Greetings folks!
For my bare-metal servers without PXE environment I wasn’t satisfied with the intricate re-provisioning using USB boot media. It also takes quite some time to copy the entire OS to the system’s drive even though re-creating /etc and /var could be quite efficient with an appropriate persistence strategy.
I have therefore – inspired by the factory reset discussion on GitHub – attempted to build a quick re-provisioning mechanism for already installed nodes. I have only tested it with simple configs but would like to get some feedback about my implementation and the limitations of such an approach.
At the heart is a service running between ostree-remount and local-fs. It runs if a /var/REPROVISION.ign file exists and reboots the system if it succeeds. Before executing the main script it moves the ignition file somewhere else to prevent boot-loops.
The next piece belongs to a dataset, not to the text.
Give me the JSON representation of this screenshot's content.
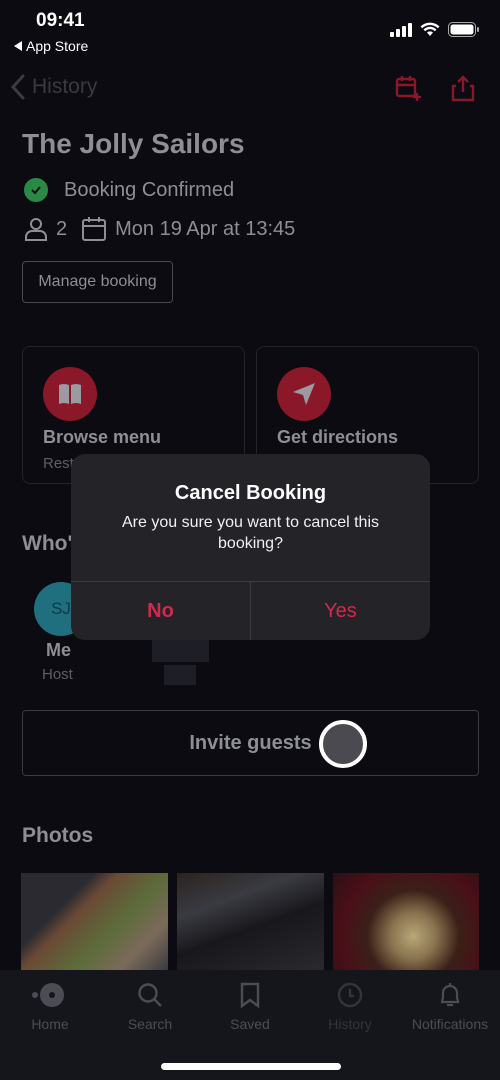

/etc/systemd/system/quick-reprovision.service
[Unit]
Description=Quick Reprovision
DefaultDependencies=no
Requires=quick-reprovision-cleanup.service
After=ostree-remount.service
Before=local-fs.target
ConditionPathExists=/sysroot/ostree/deploy/fedora-coreos/var/REPROVISION.ign
SuccessAction=reboot
[Service]
Type=oneshot
ExecStartPre=/usr/bin/mv /sysroot/ostree/deploy/fedora-coreos/var/REPROVISION.ign /sysroot/ostree/deploy/fedora-coreos/var/REPROVISION-FAILED.ign
ExecStart=/usr/bin/bash /usr/local/lib/quick-reprovision.sh
TimeoutStartSec=0
[Install]
WantedBy=local-fs.target
The service’s main script extracts the relevant boot options from the current deployment and then creates a new OSTree deployment with a fresh /etc from the same ref. It then installs the config.ign and ignition.firstboot files in the /boot directory. Since some files in /var are already going to be opened, everything in /var is moved to a “DELETE” sub-directory for now.
/usr/local/lib/quick-reprovision.sh
set -euo pipefail
export PATH="/usr/bin"
# get current delpoyment info
ostree_status="$(ostree admin status -J)"
current_check="$(jq -r '.deployments[] | select(.booted) | .checksum' <<< "$ostree_status")"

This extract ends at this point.